И мы снова удивлены подобным выбором. На мой взгляд, Флоренский не был таким уж восторженным поклонником грандиозного синтеза русской культуры, который мы видим на картине «Христиане (На Руси. Душа народа)» (1914-1916, ГТГ), созданной его другом художником Нестеровым, - произведении, которое по хронологии и идеологии тесно связано с двойным портретом.
Нестеров начал обдумывать свой проект одновременно с исследованиями Флоренского по крито-микенской иконологии, важнейшим результатом которых для Нестерова станет картина «Христиане (На Руси. Душа народа)», а для Флоренского - брошюра «Первые шаги философии». Нестеров, на тот момент тесно общавшийся с В.В. Розановым, встретился с Флоренским летом 1916 года[11], о чем свидетельствует хранящаяся в Музее Павла Флоренского запись о визите[12], датированная рукой философа: «1916.V 10». Именно в тот период Нестеров работал над финальным вариантом «Христиан». Он долго вынашивал эту картину, которой предшествовали менее масштабные произведения на тот же сюжет.
Из воспоминаний художника: «В начале октября [1914] я, наконец, начал «Христиане» красками. Работал с большим одушевлением. ... Начал писать с пейзажа, с Волги. ... На нем как-то ясно чувствуется наша российская жизнь, человек с его душой.
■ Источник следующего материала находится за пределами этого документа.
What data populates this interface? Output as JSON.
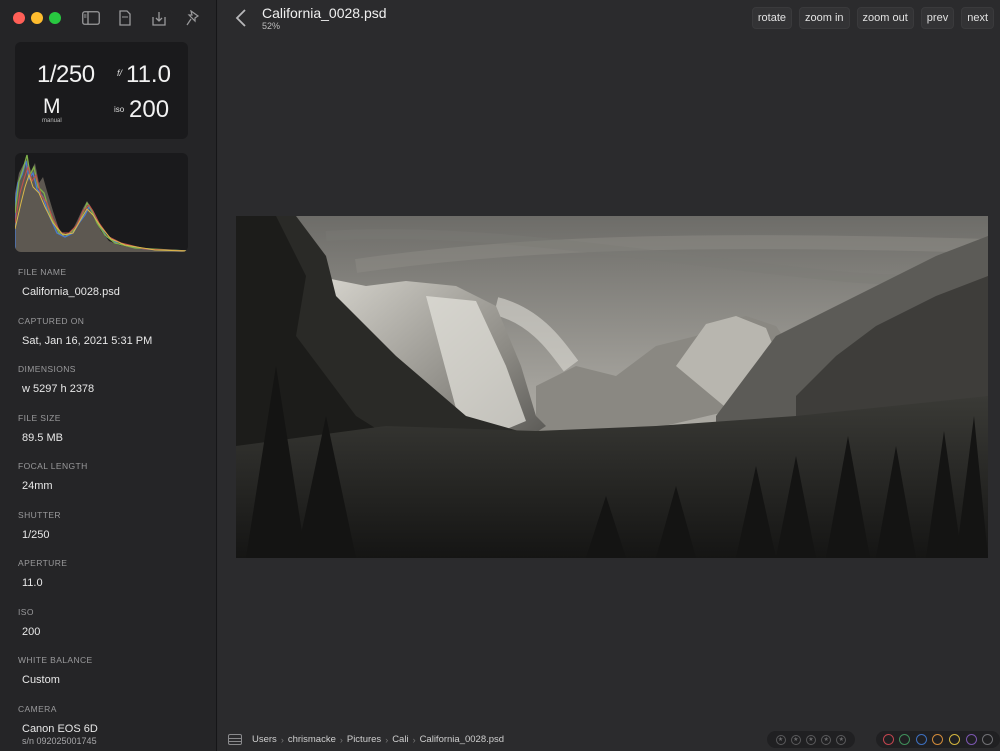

План картины был таков: верующая Русь от юродивых и простецов, патриархов, царей - до Достоевского, Льва Толстого, Владимира Соловьева, до наших дней, до войны с ослепленным удушливыми газами солдатом, с милосердной сестрой - словом, со всем тем, чем жили наша земля и наш народ до 1917 года, - движется огромной лавиной вперед, в поисках бога живого. Порыв веры, подвигов, равно заблуждений проходит перед лицом времен. Впереди этой людской лавины тихо, без колебаний и сомнений, ступает мальчик. Он один из всех видит бога и раньше других придет к нему. Такова была тема моей картины, задуманной в пятом или шестом году и лишь в 1914-м начатой мной на большом, семиаршинном холсте»[13].
Именно летом 1916 года Нестеров приближается к завершению своей работы, ободренный не столько с художественной точки зрения, сколько с точки зрения философии картины, о которой он неоднократно говорил в беседах с религиозными мыслителями. И в самом деле, как только она была завершена в начале 1917 года, Нестерову нанесли визит Флоренский и Булгаков, от которых художник, предположительно, ожидал окончательного одобрения[14].
18 января 1917 года он писал Александру Андреевичу Турыгину: «Желающих видеть картину много. Неохотно ее показываю лишь своему брату-художнику. Из них видели картину три-четыре - всем нравится вещь «по-своему». Но все говорят одно - что она выше всего того, что мной сделано за последние десять-двенадцать лет. ... Была компания «религиозно-философов» - с проф. Булгаковым, отцом Павлом - Флоренским, Кожевниковым и другими»[15].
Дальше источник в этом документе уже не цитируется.